An Intersection Of Tech & Music: A Q&A With Perrin Meyer

By NextSpace on May. 17, 2017

Written by Danielle Sebastian 

NextSpace Berkeley houses some of the most talented, innovative companies of our generation. Whether it be exploring virtual reality to create 360° video experiences or analyzing production methods to innovate sound equipment, our members push the limits of technology on a daily basis. We are constantly amazed by the variety of talent found in our community; some members’ skill set stand out, like Perrin Meyer. Headquartered in Berkeley, Meyer Sound's legendary unit-to-unit consistency is changing the game of music software and hardware. 

Please tell us about yourself and your background in music.

I’ve been around music my whole life. I was born in Berkeley, but traveled across the country to get my masters degree at New York University. While working closely with global climate change organizations in college, I studied physics and mathematics to gain a solid foundation of knowledge in order to design audio equipment and software. After grad school, I began working at Meyer Sound in the early 2000s. My dad founded the company in the 1970s after working in live sound production with artists like Elvis Presley and Steve Miller.

Describe Meyer Sound’s competitive advantage in the music industry.

Meyer Sound is held in high regard for advancing the science of audio, claiming over 40 patents for the industry.  We specialize in high-end professional audio equipment. Our company also has an education department that teaches worldwide. 

Coworking is a growing industry with lots of competition. What brought you to NextSpace, and how long have you been coworking?

I’ve been a member of NextSpace Berkeley for about a year now. When I initially searched for a space, I did some research and visited other places, but NextSpace’s atmosphere suited my personality the best. Location is important to me - it helps to be close to the University of California, Berkeley since I work on projects with the college’s music department. Also, it’s convenient being only a few steps away from Downtown Berkeley BART for when I need to travel to San Francisco. Having my own space outside from Meyer Sound corporate offices allows me to focus on special projects rather than getting sucked into the tedious tasks of day-to-day product development. NextSpace gives me a better work-life balance and a chance to think about things in the future.

NextSpace has a strong emphasis on its community. How important is this to you and your business?

Throughout my membership, I’ve met some incredible members at NextSpace like Siciliana Trevino of Off Planet VR. After meeting her I actually bought an HTC Vive (a virtual reality headset). I’m deeply invested in keeping up with sound technology and research and development, and having a membership at NextSpace Berkeley is essential to my process. In all honesty, 

I use NextSpace as a means of retreat and a place to focus on my ultimate goal: to elevate the sound of music.

— Perrin Meyer

What are some memorable moments of your career?

My favorite moment in live sound production was when Mickey Hart from Grateful Dead invited me on stage where I sat behind him and his drums during a whole set. There’s something about rock-and-roll, it’s a lot of fun! The most challenging aspect of my career is mixing family with business - when we get into arguments they tend to treat me like I’m 12 years old. On the other hand, it can also be difficult to work with people outside of my family. In the end, I know everyone has good intentions. When you innovate products and technology there will always be several possible ways to get one thing done, but that’s what intrigues me the most: the possibilities of sound.

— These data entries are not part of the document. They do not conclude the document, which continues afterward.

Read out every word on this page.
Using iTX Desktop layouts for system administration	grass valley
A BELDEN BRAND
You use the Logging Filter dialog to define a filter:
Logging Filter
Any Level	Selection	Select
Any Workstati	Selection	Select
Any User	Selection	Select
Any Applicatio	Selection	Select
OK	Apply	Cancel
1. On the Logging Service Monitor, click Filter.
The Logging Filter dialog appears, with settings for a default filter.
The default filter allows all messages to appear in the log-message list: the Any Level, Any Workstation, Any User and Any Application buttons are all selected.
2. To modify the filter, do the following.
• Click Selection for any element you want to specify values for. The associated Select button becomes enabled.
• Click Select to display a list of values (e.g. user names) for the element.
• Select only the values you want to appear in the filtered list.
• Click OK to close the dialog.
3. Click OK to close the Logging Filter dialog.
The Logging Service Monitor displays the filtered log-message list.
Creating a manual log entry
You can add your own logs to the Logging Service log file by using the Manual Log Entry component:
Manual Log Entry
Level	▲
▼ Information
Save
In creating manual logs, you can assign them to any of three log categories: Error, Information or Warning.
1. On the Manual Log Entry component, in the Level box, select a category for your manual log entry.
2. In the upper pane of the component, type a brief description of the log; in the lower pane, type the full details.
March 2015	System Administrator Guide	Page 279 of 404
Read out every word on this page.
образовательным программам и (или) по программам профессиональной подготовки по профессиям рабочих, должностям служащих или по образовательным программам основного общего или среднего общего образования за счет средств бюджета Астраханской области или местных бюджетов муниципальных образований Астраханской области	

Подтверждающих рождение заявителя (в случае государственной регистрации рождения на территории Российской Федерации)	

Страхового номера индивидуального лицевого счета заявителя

Meyer Sound is renowned not only for its products, but also for collaborating with amazing headlining artists. What are some of your favorite bands you worked with?

Nirvana and Rush had some great shows. My favorite event was the Montreux Jazz Festival in the Swiss Alps. In addition to bands, I’ve worked on sound projects with Berkeley Center for New Media and helped to create a sound art car for Burning Man.

What long-term impact would you personally like to have on music?

I have two major goals: I work to improve the quality of sound in music and to keep music free. The music industry functions so poorly - instead of focusing on the education of music, they focus on greed. My goal is to change that.